Summary.
—Fundamentally, the elements involved in a discussion of value
have been covered in the prior discussion of aims and interests. But
since educational values are generally discussed in connection with the
claims of the various studies of the curriculum, the consideration of
aim and interest is here resumed from the point of view of special
studies. The term "value" has two quite different meanings. On the one
hand, it denotes the attitude of prizing a thing finding it worth while,
for its own sake, or intrinsically. This is a name for a full or
complete experience. To value in this sense is to appreciate. But to
value also means a distinctively intellectual act—an operation of
comparing and judging—to valuate. This occurs when direct full
experience is lacking, and the question arises which of the various
possibilities of a situation is to be preferred in order to reach a full
realization, or vital experience.
We must not, however, divide the studies of the curriculum into the
appreciative, those concerned with intrinsic value, and the
instrumental, concerned with those which are of value or ends beyond
themselves. The formation of proper standards in any subject depends
upon a realization of the contribution which it makes to the immediate
significance of experience, upon a direct appreciation.

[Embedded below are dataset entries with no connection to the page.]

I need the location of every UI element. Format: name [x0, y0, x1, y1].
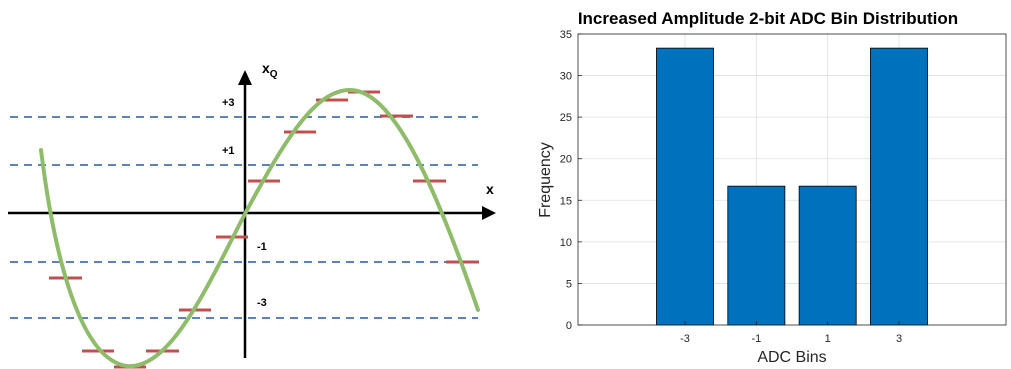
x-grid [684, 34, 900, 325]
x-axis-arrow-icon [482, 206, 496, 220]
threshold-label-plus1: +1 [222, 145, 235, 157]
x-tick-label: 1 [825, 333, 831, 345]
threshold-labels: +3 +1 -1 -3 [222, 97, 267, 309]
axes [8, 70, 496, 358]
bar [727, 185, 786, 326]
x-axis-label: x [486, 181, 494, 197]
y-tick-label: 10 [560, 237, 572, 249]
y-tick-label: 35 [560, 29, 572, 41]
x-axis-title: ADC Bins [757, 349, 826, 366]
y-axis-label: xQ [262, 60, 278, 80]
y-tick-label: 30 [560, 71, 572, 83]
bar [870, 47, 928, 326]
x-tick-label: 3 [896, 333, 902, 345]
threshold-label-plus3: +3 [222, 97, 235, 109]
quantization-diagram: +3 +1 -1 -3 xQ x [8, 60, 496, 369]
y-tick-label: 5 [566, 278, 572, 290]
bars [656, 47, 928, 326]
x-ticks: -3 -1 1 3 [680, 321, 902, 345]
threshold-lines [10, 116, 478, 319]
y-tick-label: 20 [560, 154, 572, 166]
quantized-steps [49, 90, 479, 369]
y-tick-label: 0 [566, 320, 572, 332]
chart-title: Increased Amplitude 2-bit ADC Bin Distri… [578, 9, 958, 28]
bin-distribution-chart: Increased Amplitude 2-bit ADC Bin Distri… [537, 9, 1007, 366]
y-axis-arrow-icon [238, 70, 252, 85]
y-tick-label: 25 [560, 112, 572, 124]
y-grid [578, 33, 1006, 326]
x-tick-label: -3 [680, 333, 690, 345]
sine-wave [39, 87, 480, 369]
bar [656, 47, 714, 326]
x-tick-label: -1 [751, 333, 761, 345]
y-tick-label: 15 [560, 195, 572, 207]
plot-frame [577, 33, 1007, 326]
y-ticks: 0 5 10 15 20 25 30 35 [560, 29, 582, 332]
threshold-label-minus1: -1 [257, 241, 267, 253]
bar [798, 185, 857, 326]
threshold-label-minus3: -3 [257, 297, 267, 309]
y-axis-title: Frequency [537, 142, 554, 218]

Literature and
the fine arts are of peculiar value because they represent appreciation
at its best—a heightened realization of meaning through selection
and concentration. But every subject at some phase of its development
should possess, what is for the individual concerned with it, an
aæsthetic quality.
Contribution to immediate intrinsic values in all their variety in
experience is the only criterion for determining the worth of
instrumental and derived values in studies. The tendency to assign
separate values to each study and to regard the curriculum in its
entirety as a kind of composite made by the aggregation of segregated
values is a result of the isolation of social groups and classes. Hence
it is the business of education in a democratic social group to struggle
against this isolation in order that the various interests may
reënforce and play into one another.